Я молчал. Над столом из фотографической карточки смотрел на меня папа…
* * *
Бум лежал на крыльце, положив на лапы умную морду, глаза его не отрываясь смотрели на запертую дверь, уши ловили каждый звук, долетающий из дома. На голоса он откликался тихим визгом, стучал по крыльцу хвостом. Потом снова клал голову на лапы и шумно вздыхал.
Время шло, и с каждым часом на сердце у меня становилось все тяжелее. Я боялся, что скоро стемнеет, в доме погасят огни, закроют все двери и Бум останется один на всю ночь. Ему будет холодно и страшно. Мурашки пробегали у меня по спине. Если б чашка не была папиной… и если б сам папа был жив… Ничего бы не случилось… Мама никогда не наказывала меня за что-нибудь нечаянное. И я боялся не наказания — я с радостью перенес бы самое худшее наказание. Но мама так берегла все папино! И потом, я не сознался сразу, я обманул ее, и теперь с каждым часом моя вина становилась все больше…

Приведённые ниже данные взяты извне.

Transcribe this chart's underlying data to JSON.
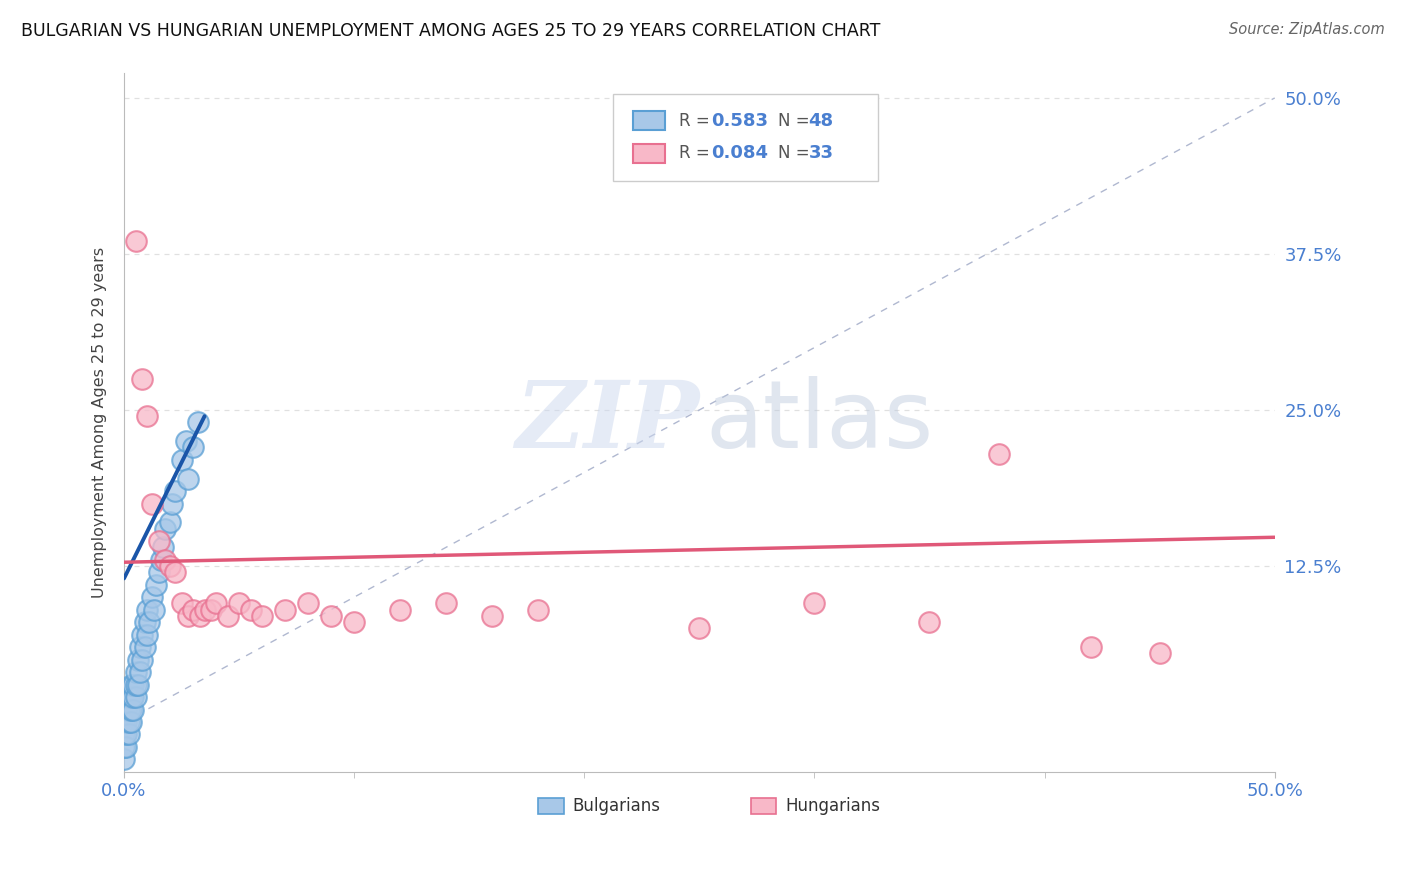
{
  "title": "BULGARIAN VS HUNGARIAN UNEMPLOYMENT AMONG AGES 25 TO 29 YEARS CORRELATION CHART",
  "source": "Source: ZipAtlas.com",
  "ylabel": "Unemployment Among Ages 25 to 29 years",
  "xlim": [
    0.0,
    0.5
  ],
  "ylim": [
    -0.04,
    0.52
  ],
  "bg_dot_color": "#a8c8e8",
  "bg_dot_edge_color": "#5a9fd4",
  "hu_dot_color": "#f8b8c8",
  "hu_dot_edge_color": "#e87090",
  "bg_line_color": "#1a55a8",
  "hu_line_color": "#e05878",
  "ref_line_color": "#b0b8d0",
  "axis_label_color": "#4a7fd0",
  "grid_color": "#e0e0e0",
  "title_color": "#111111",
  "source_color": "#666666",
  "R_bg": "0.583",
  "N_bg": "48",
  "R_hu": "0.084",
  "N_hu": "33",
  "legend_label_bg": "Bulgarians",
  "legend_label_hu": "Hungarians",
  "bg_x": [
    0.0,
    0.0,
    0.0,
    0.0,
    0.001,
    0.001,
    0.001,
    0.001,
    0.002,
    0.002,
    0.002,
    0.002,
    0.003,
    0.003,
    0.003,
    0.003,
    0.004,
    0.004,
    0.004,
    0.005,
    0.005,
    0.005,
    0.006,
    0.006,
    0.007,
    0.007,
    0.008,
    0.008,
    0.009,
    0.009,
    0.01,
    0.01,
    0.011,
    0.012,
    0.013,
    0.014,
    0.015,
    0.016,
    0.017,
    0.018,
    0.02,
    0.021,
    0.022,
    0.025,
    0.027,
    0.028,
    0.03,
    0.032
  ],
  "bg_y": [
    -0.03,
    -0.02,
    -0.01,
    0.0,
    -0.02,
    -0.01,
    0.0,
    0.01,
    -0.01,
    0.0,
    0.01,
    0.02,
    0.0,
    0.01,
    0.02,
    0.03,
    0.01,
    0.02,
    0.03,
    0.02,
    0.03,
    0.04,
    0.03,
    0.05,
    0.04,
    0.06,
    0.05,
    0.07,
    0.06,
    0.08,
    0.07,
    0.09,
    0.08,
    0.1,
    0.09,
    0.11,
    0.12,
    0.13,
    0.14,
    0.155,
    0.16,
    0.175,
    0.185,
    0.21,
    0.225,
    0.195,
    0.22,
    0.24
  ],
  "hu_x": [
    0.005,
    0.008,
    0.01,
    0.012,
    0.015,
    0.018,
    0.02,
    0.022,
    0.025,
    0.028,
    0.03,
    0.033,
    0.035,
    0.038,
    0.04,
    0.045,
    0.05,
    0.055,
    0.06,
    0.07,
    0.08,
    0.09,
    0.1,
    0.12,
    0.14,
    0.16,
    0.18,
    0.25,
    0.3,
    0.35,
    0.38,
    0.42,
    0.45
  ],
  "hu_y": [
    0.385,
    0.275,
    0.245,
    0.175,
    0.145,
    0.13,
    0.125,
    0.12,
    0.095,
    0.085,
    0.09,
    0.085,
    0.09,
    0.09,
    0.095,
    0.085,
    0.095,
    0.09,
    0.085,
    0.09,
    0.095,
    0.085,
    0.08,
    0.09,
    0.095,
    0.085,
    0.09,
    0.075,
    0.095,
    0.08,
    0.215,
    0.06,
    0.055
  ],
  "bg_trend": [
    0.0,
    0.035
  ],
  "bg_trend_y": [
    0.115,
    0.245
  ],
  "hu_trend": [
    0.0,
    0.5
  ],
  "hu_trend_y": [
    0.128,
    0.148
  ]
}
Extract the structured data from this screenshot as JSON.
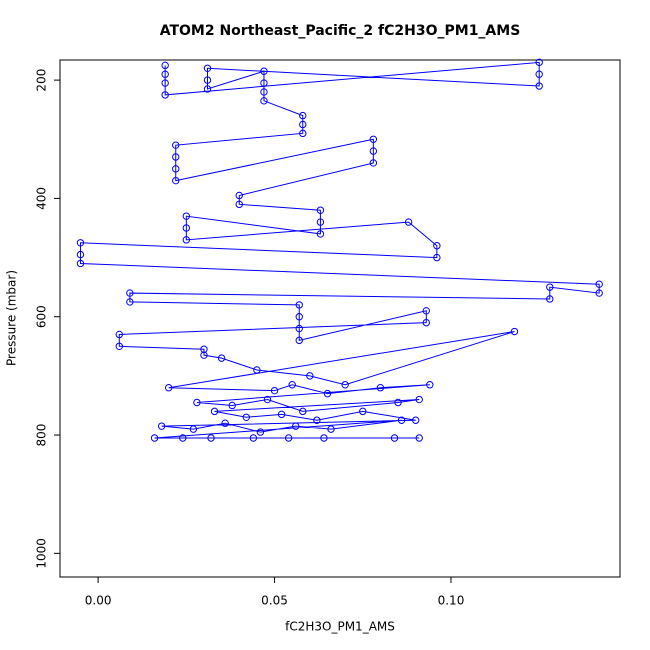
{
  "chart_data": {
    "type": "scatter",
    "connect": true,
    "title": "ATOM2 Northeast_Pacific_2 fC2H3O_PM1_AMS",
    "x_label": "fC2H3O_PM1_AMS",
    "y_label": "Pressure (mbar)",
    "color": "#0000ff",
    "y_inverted": true,
    "xlim": [
      -0.0108,
      0.1479
    ],
    "ylim": [
      166,
      1040
    ],
    "xticks": [
      {
        "value": 0,
        "label": "0.00"
      },
      0.05,
      {
        "value": 0.1,
        "label": "0.10"
      }
    ],
    "yticks": [
      200,
      400,
      600,
      800,
      1000
    ],
    "x": [
      0.019,
      0.019,
      0.019,
      0.019,
      0.125,
      0.125,
      0.125,
      0.031,
      0.031,
      0.031,
      0.047,
      0.047,
      0.047,
      0.047,
      0.058,
      0.058,
      0.058,
      0.022,
      0.022,
      0.022,
      0.022,
      0.078,
      0.078,
      0.078,
      0.04,
      0.04,
      0.063,
      0.063,
      0.063,
      0.025,
      0.025,
      0.025,
      0.088,
      0.096,
      0.096,
      -0.005,
      -0.005,
      -0.005,
      0.142,
      0.142,
      0.128,
      0.128,
      0.009,
      0.009,
      0.057,
      0.057,
      0.057,
      0.057,
      0.093,
      0.093,
      0.006,
      0.006,
      0.03,
      0.03,
      0.035,
      0.045,
      0.06,
      0.07,
      0.118,
      0.02,
      0.05,
      0.055,
      0.065,
      0.08,
      0.094,
      0.028,
      0.038,
      0.048,
      0.058,
      0.085,
      0.091,
      0.033,
      0.042,
      0.052,
      0.062,
      0.075,
      0.09,
      0.018,
      0.027,
      0.036,
      0.046,
      0.056,
      0.066,
      0.086,
      0.016,
      0.024,
      0.032,
      0.044,
      0.054,
      0.064,
      0.084,
      0.091
    ],
    "y": [
      175,
      190,
      205,
      225,
      170,
      190,
      210,
      180,
      200,
      215,
      185,
      205,
      220,
      235,
      260,
      275,
      290,
      310,
      330,
      350,
      370,
      300,
      320,
      340,
      395,
      410,
      420,
      440,
      460,
      430,
      450,
      470,
      440,
      480,
      500,
      475,
      495,
      510,
      545,
      560,
      550,
      570,
      560,
      575,
      580,
      600,
      620,
      640,
      590,
      610,
      630,
      650,
      655,
      665,
      670,
      690,
      700,
      715,
      625,
      720,
      725,
      715,
      730,
      720,
      715,
      745,
      750,
      740,
      760,
      745,
      740,
      760,
      770,
      765,
      775,
      760,
      775,
      785,
      790,
      780,
      795,
      785,
      790,
      775,
      805,
      805,
      805,
      805,
      805,
      805,
      805,
      805
    ]
  }
}
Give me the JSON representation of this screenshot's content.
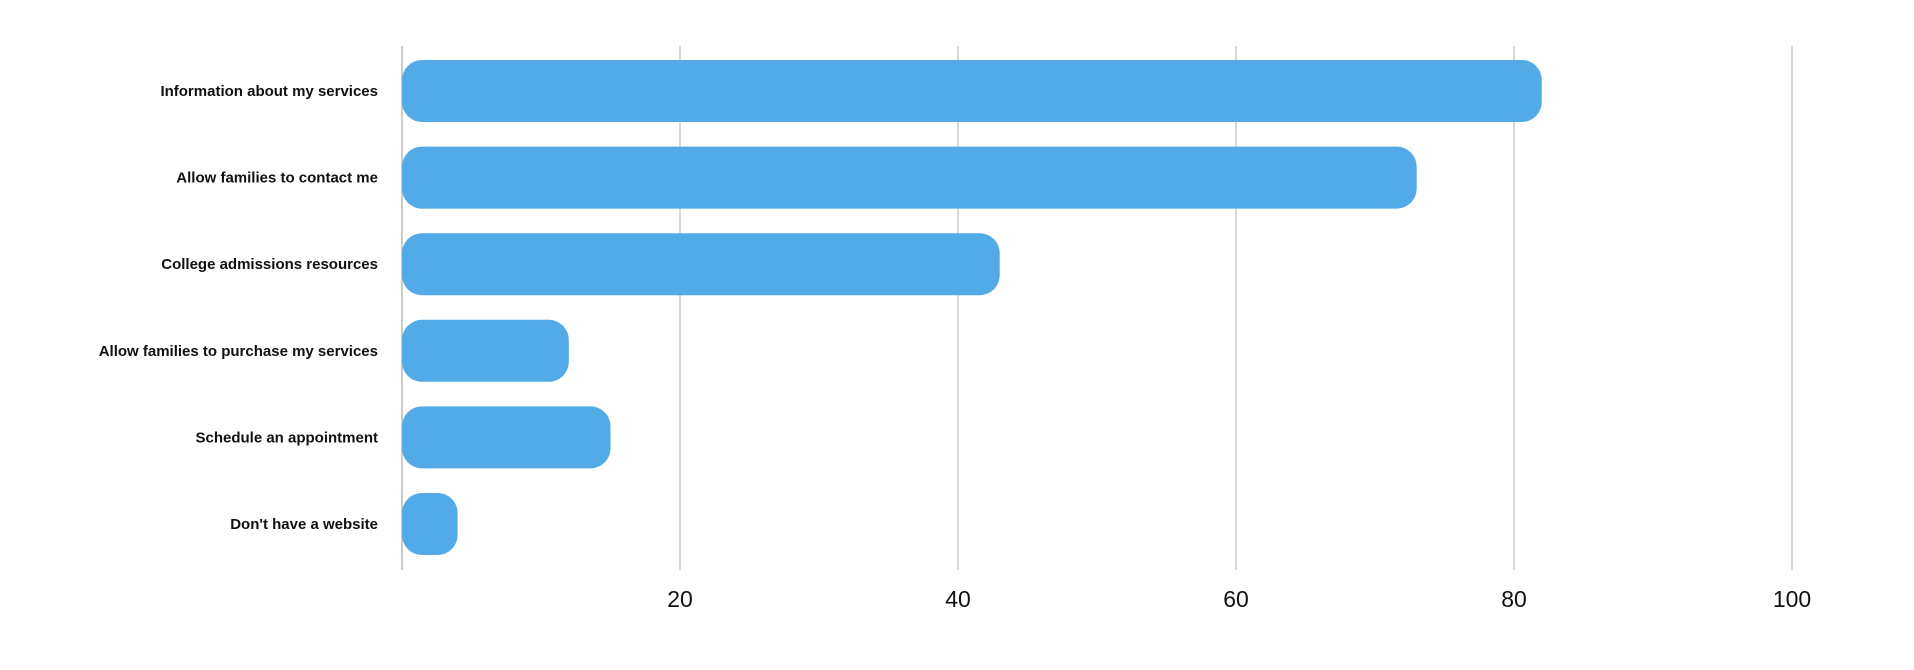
{
  "chart_data": {
    "type": "bar",
    "orientation": "horizontal",
    "categories": [
      "Information about my services",
      "Allow families to contact me",
      "College admissions resources",
      "Allow families to purchase my services",
      "Schedule an appointment",
      "Don't have a website"
    ],
    "values": [
      82,
      73,
      43,
      12,
      15,
      4
    ],
    "xlim": [
      0,
      100
    ],
    "xticks": [
      20,
      40,
      60,
      80,
      100
    ],
    "title": "",
    "xlabel": "",
    "ylabel": "",
    "grid": "vertical",
    "legend": "none",
    "bar_color": "#52aae6"
  }
}
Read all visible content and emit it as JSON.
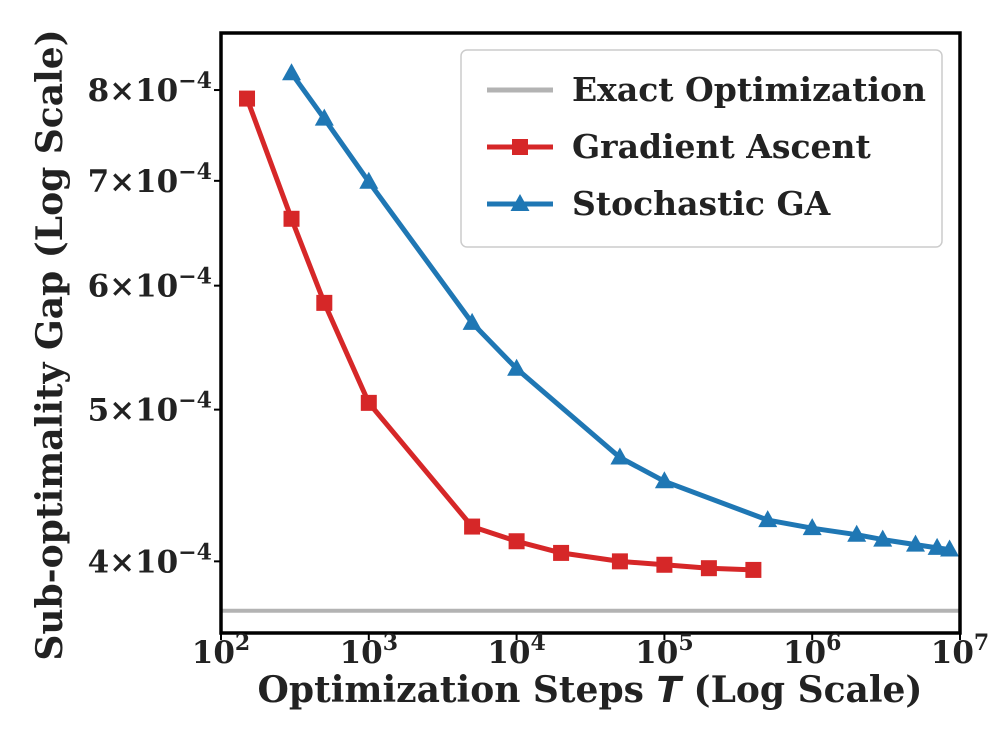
{
  "chart_data": {
    "type": "line",
    "title": "",
    "xlabel": "Optimization Steps T (Log Scale)",
    "xlabel_parts": {
      "before": "Optimization Steps ",
      "var": "T",
      "after": " (Log Scale)"
    },
    "ylabel": "Sub-optimality Gap (Log Scale)",
    "xscale": "log",
    "yscale": "log",
    "xlim": [
      100,
      10000000
    ],
    "ylim": [
      0.00036,
      0.00087
    ],
    "xticks": [
      {
        "value": 100,
        "base": "10",
        "exp": "2"
      },
      {
        "value": 1000,
        "base": "10",
        "exp": "3"
      },
      {
        "value": 10000,
        "base": "10",
        "exp": "4"
      },
      {
        "value": 100000,
        "base": "10",
        "exp": "5"
      },
      {
        "value": 1000000,
        "base": "10",
        "exp": "6"
      },
      {
        "value": 10000000,
        "base": "10",
        "exp": "7"
      }
    ],
    "yticks": [
      {
        "value": 0.0004,
        "mant": "4",
        "times": "×",
        "base": "10",
        "exp": "−4"
      },
      {
        "value": 0.0005,
        "mant": "5",
        "times": "×",
        "base": "10",
        "exp": "−4"
      },
      {
        "value": 0.0006,
        "mant": "6",
        "times": "×",
        "base": "10",
        "exp": "−4"
      },
      {
        "value": 0.0007,
        "mant": "7",
        "times": "×",
        "base": "10",
        "exp": "−4"
      },
      {
        "value": 0.0008,
        "mant": "8",
        "times": "×",
        "base": "10",
        "exp": "−4"
      }
    ],
    "legend_position": "top-right",
    "grid": false,
    "series": [
      {
        "name": "Exact Optimization",
        "kind": "hline",
        "color": "#b3b3b3",
        "marker": "none",
        "y": 0.000372
      },
      {
        "name": "Gradient Ascent",
        "kind": "line",
        "color": "#d62728",
        "marker": "square",
        "x": [
          150,
          300,
          500,
          1000,
          5000,
          10000,
          20000,
          50000,
          100000,
          200000,
          400000
        ],
        "y": [
          0.00079,
          0.000662,
          0.000585,
          0.000505,
          0.000421,
          0.000412,
          0.000405,
          0.0004,
          0.000398,
          0.000396,
          0.000395
        ]
      },
      {
        "name": "Stochastic GA",
        "kind": "line",
        "color": "#1f77b4",
        "marker": "triangle",
        "x": [
          300,
          500,
          1000,
          5000,
          10000,
          50000,
          100000,
          500000,
          1000000,
          2000000,
          3000000,
          5000000,
          7000000,
          8500000
        ],
        "y": [
          0.00082,
          0.000767,
          0.000699,
          0.000568,
          0.000531,
          0.000466,
          0.00045,
          0.000425,
          0.00042,
          0.000416,
          0.000413,
          0.00041,
          0.000408,
          0.000407
        ]
      }
    ]
  },
  "colors": {
    "frame": "#000000",
    "text": "#222222",
    "legend_border": "#cccccc"
  }
}
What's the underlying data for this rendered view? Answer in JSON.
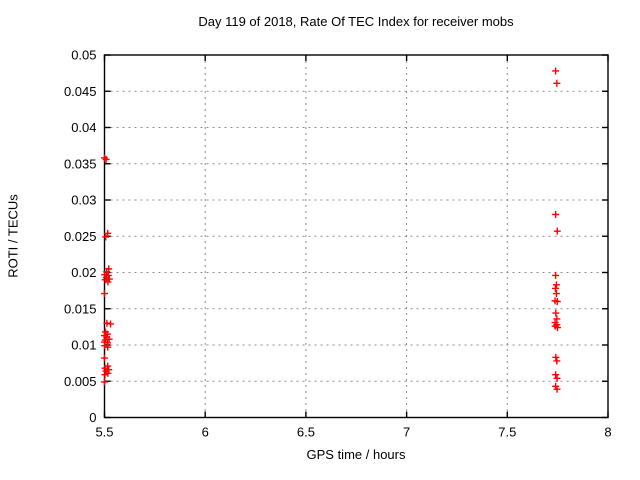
{
  "figure": {
    "background": "#ffffff",
    "border_color": "#000000",
    "grid_color": "#8c8c8c",
    "marker_color": "#ff0000"
  },
  "chart_data": {
    "type": "scatter",
    "title": "Day 119 of 2018, Rate Of TEC Index for receiver mobs",
    "xlabel": "GPS time / hours",
    "ylabel": "ROTI / TECUs",
    "xlim": [
      5.5,
      8
    ],
    "ylim": [
      0,
      0.05
    ],
    "xticks": [
      5.5,
      6,
      6.5,
      7,
      7.5,
      8
    ],
    "xtick_labels": [
      "5.5",
      "6",
      "6.5",
      "7",
      "7.5",
      "8"
    ],
    "yticks": [
      0,
      0.005,
      0.01,
      0.015,
      0.02,
      0.025,
      0.03,
      0.035,
      0.04,
      0.045,
      0.05
    ],
    "ytick_labels": [
      "0",
      "0.005",
      "0.01",
      "0.015",
      "0.02",
      "0.025",
      "0.03",
      "0.035",
      "0.04",
      "0.045",
      "0.05"
    ],
    "grid": true,
    "grid_style": "dashed",
    "legend": "none",
    "marker": {
      "shape": "plus",
      "size": 7,
      "color": "#ff0000"
    },
    "series": [
      {
        "name": "ROTI",
        "points": [
          [
            5.5,
            0.0358
          ],
          [
            5.508,
            0.0356
          ],
          [
            5.516,
            0.0254
          ],
          [
            5.506,
            0.0249
          ],
          [
            5.521,
            0.0205
          ],
          [
            5.511,
            0.0201
          ],
          [
            5.501,
            0.0197
          ],
          [
            5.519,
            0.0196
          ],
          [
            5.509,
            0.0193
          ],
          [
            5.524,
            0.0191
          ],
          [
            5.504,
            0.019
          ],
          [
            5.517,
            0.0187
          ],
          [
            5.5,
            0.0171
          ],
          [
            5.512,
            0.013
          ],
          [
            5.53,
            0.0129
          ],
          [
            5.505,
            0.0118
          ],
          [
            5.514,
            0.0115
          ],
          [
            5.5,
            0.0113
          ],
          [
            5.511,
            0.0111
          ],
          [
            5.523,
            0.0108
          ],
          [
            5.504,
            0.0107
          ],
          [
            5.5,
            0.0104
          ],
          [
            5.515,
            0.0103
          ],
          [
            5.501,
            0.0099
          ],
          [
            5.516,
            0.0097
          ],
          [
            5.5,
            0.0082
          ],
          [
            5.516,
            0.0071
          ],
          [
            5.503,
            0.0068
          ],
          [
            5.521,
            0.0066
          ],
          [
            5.508,
            0.0064
          ],
          [
            5.517,
            0.0061
          ],
          [
            5.502,
            0.0059
          ],
          [
            5.5,
            0.0049
          ],
          [
            7.74,
            0.0478
          ],
          [
            7.746,
            0.0461
          ],
          [
            7.74,
            0.028
          ],
          [
            7.748,
            0.0257
          ],
          [
            7.74,
            0.0196
          ],
          [
            7.744,
            0.0183
          ],
          [
            7.739,
            0.0178
          ],
          [
            7.744,
            0.0171
          ],
          [
            7.737,
            0.0161
          ],
          [
            7.748,
            0.016
          ],
          [
            7.741,
            0.0144
          ],
          [
            7.746,
            0.0136
          ],
          [
            7.737,
            0.0131
          ],
          [
            7.746,
            0.0128
          ],
          [
            7.738,
            0.0126
          ],
          [
            7.749,
            0.0124
          ],
          [
            7.741,
            0.0083
          ],
          [
            7.746,
            0.0078
          ],
          [
            7.74,
            0.0059
          ],
          [
            7.747,
            0.0054
          ],
          [
            7.74,
            0.0043
          ],
          [
            7.747,
            0.0039
          ]
        ]
      }
    ]
  }
}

Я вышел на крыльцо и сел рядом с Бумом. Прижавшись головой к его мягкой шерсти я случайно поднял глаза и увидел маму. Она стояла у раскрытого окна и смотрела на нас. Тогда, боясь, чтобы она не прочитала на моем лице все мои мысли, я погрозил Буму пальцем и громко сказал:
— Не надо было разбивать чашку.
После ужина небо вдруг потемнело, откуда-то выплыли тучи и остановились над нашим домом.
Мама сказала:
— Будет дождь.
Я попросил:
— Пусти Бума…
— Нет.
— Хоть в кухню… мамочка!
Она покачала головой. Я замолчал, стараясь скрыть слезы и перебирая под столом бахрому скатерти.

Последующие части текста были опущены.